Any lady can grow cannabis at home with the proper planning and implementation. This is the second in a series of articles detailing the entire process from seed germination to the final harvest; this installment will focus on cabinet design.
Many programs are available online which can be used to create 3D cabinet designs. SketchUp 2014 by Google is a free downloadable program that can be used for a variety of projects. It includes self-paced tutorials, getting started guides and quick reference cards and provides an easy, fun and free way to create in 3D.
Even if one has never designed anything on a computer before, this program is easy enough for a novice, has an option for a professional, and is available for both Windows and Mac users.
First, get started with the user interface of SketchUp by reviewing the program, including the title bar, menus, toolbars, drawing areas and status bars.
The next step is to choose a template. A cabinet design of 6 feet, four inches in height, 4 feet in width and 2 feet deep is a good size for a home gardener and is the template used for this series. Once the template has been chosen, you can set default measurements, in either meters or inches. The program allows a starting view from the side or the top of the design.
SketchUp is a very user friendly program, and you can make your design as simple or as fancy as you wish. We went with a very simple design.
Once the SketchUp cabinet design is complete, your should create a list of materials before hitting the local hardware store. The following list could be used to create a frame large enough for a home growers’ space:
|4||6’x 4”||6’x 4” Height Beam|
|2||16” Notched||Depth Beams Notched|
|1||3’ 7 ⅜”||Top Door Brace|
|1||1’ 3 ¾”||Bottom Door Brace|
|18 Total Cut 2×4’s|
|2||4’ 2 ¼” X 2||Top Door Half|
|2||1’ 9 ¾” X 2||Bottom Door Half|
|2||2’ x 4’ x ⅜” Notched||Floor Panels|
|2||2’ x 6’ x ⅜”||Side Walls|
|1||2’ x 4’ x ⅜”||Top|
|1||4’ x 6’ x ⅜”||Back|
|1 box||Structural Wood Screws|
|1||Cordless Hand Drill|
Pressure treated wood is preferable for a grow cabinet – or any other any project – that will involve water and possible humidity. For this example, nine 2’ x 4’ x 96” pieces of pressure treated lumber would be cut into four 6’4″ boards to provide the height of the cabinet. Six pieces can be cut into 3’8″ pieces to provide the width of the cabinet with six 1’4″ pieces for the depth.

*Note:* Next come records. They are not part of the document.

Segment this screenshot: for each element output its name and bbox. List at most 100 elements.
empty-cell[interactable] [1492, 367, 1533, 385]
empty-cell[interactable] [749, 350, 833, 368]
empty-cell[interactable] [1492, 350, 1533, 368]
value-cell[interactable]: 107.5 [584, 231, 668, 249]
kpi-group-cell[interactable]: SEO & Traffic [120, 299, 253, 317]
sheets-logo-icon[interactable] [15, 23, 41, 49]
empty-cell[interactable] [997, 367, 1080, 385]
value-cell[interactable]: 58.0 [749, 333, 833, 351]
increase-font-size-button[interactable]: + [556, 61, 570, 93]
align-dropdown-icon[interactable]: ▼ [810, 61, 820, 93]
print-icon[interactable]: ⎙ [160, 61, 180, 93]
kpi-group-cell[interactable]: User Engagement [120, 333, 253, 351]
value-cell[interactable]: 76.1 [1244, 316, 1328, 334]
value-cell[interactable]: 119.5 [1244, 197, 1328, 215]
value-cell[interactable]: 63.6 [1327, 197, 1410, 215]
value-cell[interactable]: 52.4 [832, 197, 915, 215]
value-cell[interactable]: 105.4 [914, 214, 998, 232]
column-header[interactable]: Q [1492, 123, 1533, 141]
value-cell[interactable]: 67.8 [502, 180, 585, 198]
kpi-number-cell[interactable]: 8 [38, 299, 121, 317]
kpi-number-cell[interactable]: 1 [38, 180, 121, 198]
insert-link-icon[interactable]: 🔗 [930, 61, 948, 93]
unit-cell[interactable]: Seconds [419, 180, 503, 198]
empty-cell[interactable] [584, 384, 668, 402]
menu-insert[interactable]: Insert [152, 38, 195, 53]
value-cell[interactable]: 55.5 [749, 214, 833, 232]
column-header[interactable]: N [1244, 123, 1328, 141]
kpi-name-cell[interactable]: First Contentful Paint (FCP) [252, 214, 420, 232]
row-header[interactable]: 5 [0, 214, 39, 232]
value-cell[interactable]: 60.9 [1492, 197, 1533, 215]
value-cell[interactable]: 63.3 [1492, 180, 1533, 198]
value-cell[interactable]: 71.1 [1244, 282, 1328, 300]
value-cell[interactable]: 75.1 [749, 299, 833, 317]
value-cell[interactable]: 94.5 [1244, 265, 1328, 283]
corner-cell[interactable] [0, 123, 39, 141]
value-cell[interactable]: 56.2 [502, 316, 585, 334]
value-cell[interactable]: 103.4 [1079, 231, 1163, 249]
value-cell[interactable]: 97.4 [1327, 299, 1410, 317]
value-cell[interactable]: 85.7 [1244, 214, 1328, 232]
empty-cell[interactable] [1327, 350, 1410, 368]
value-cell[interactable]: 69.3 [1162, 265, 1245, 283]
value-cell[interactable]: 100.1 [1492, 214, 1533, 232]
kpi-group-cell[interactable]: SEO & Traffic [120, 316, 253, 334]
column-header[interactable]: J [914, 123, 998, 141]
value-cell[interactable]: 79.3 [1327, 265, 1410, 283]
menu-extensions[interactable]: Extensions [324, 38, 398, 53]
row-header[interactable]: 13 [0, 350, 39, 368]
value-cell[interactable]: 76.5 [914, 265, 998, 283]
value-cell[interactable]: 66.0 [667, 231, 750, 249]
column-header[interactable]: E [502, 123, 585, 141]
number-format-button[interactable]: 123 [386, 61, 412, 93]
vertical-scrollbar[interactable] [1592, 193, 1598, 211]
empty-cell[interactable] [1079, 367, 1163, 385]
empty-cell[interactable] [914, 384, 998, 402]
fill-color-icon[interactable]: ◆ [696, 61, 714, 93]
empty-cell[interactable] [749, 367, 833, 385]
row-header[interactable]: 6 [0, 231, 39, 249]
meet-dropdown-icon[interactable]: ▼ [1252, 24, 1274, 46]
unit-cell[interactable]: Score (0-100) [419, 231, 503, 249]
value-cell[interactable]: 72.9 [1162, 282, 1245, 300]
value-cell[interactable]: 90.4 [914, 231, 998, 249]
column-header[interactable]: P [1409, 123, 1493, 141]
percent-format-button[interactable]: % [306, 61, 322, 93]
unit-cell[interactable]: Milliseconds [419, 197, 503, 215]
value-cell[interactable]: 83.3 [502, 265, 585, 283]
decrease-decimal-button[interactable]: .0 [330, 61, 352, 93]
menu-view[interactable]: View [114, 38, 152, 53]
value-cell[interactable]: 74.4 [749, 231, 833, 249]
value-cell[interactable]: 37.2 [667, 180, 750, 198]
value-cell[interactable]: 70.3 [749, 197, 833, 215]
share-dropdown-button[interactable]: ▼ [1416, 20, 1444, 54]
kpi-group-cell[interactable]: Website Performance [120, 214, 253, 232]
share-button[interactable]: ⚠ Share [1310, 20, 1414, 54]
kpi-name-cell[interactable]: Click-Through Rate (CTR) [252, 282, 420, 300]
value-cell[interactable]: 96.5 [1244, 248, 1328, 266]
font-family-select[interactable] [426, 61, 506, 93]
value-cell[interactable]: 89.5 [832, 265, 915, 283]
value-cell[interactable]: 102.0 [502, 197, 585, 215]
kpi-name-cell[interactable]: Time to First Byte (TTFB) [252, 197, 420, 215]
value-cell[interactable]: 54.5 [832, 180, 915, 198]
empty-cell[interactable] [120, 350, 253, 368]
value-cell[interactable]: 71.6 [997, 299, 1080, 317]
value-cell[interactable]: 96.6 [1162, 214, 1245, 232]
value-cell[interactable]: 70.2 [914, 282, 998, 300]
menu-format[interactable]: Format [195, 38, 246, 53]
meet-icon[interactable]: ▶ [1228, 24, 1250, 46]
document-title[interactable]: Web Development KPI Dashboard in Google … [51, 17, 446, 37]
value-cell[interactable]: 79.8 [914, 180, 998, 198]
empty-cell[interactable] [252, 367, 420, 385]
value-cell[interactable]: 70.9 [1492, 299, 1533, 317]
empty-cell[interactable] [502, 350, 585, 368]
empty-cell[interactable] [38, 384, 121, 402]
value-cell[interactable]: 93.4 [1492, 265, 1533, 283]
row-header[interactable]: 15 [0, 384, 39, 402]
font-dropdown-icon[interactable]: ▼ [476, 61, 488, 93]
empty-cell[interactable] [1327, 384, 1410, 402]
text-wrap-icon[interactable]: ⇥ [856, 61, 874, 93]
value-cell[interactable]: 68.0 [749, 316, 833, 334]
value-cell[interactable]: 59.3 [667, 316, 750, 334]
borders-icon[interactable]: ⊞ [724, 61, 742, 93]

The price of the lumber is not exorbitant, as these cuts can be purchased for less than $3.00 per board. Many hardware stores will do the majority of the cutting, if provided with plans. A table saw is necessary if completing the cuts at home. Remember to always practice safety first, wear goggles or glasses, watch the fingers, and use a helper.
Start framing by attaching one of the 6’4” height beams to a 44” width beam by drilling structural wood screws in securely. Then attach another 44” width beam with screws to the opposite end of the height beam. (This step will require assistance and using clamps can make things easier).
Use wood screws to securely attach the beams at each corner (make sure your screws are long enough to hold it together securely – the ones we used are 3″).
Complete the other side by attaching a width beam to the top and the bottom and half of the framing is complete. Creating the second half by repeated the first steps is fairly simple.
The next step is to attach the sides and center beam, along with the top and depth beams, which will result in a basic frame.
With two people working, this process to frame the cabinet should only take a couple of hours.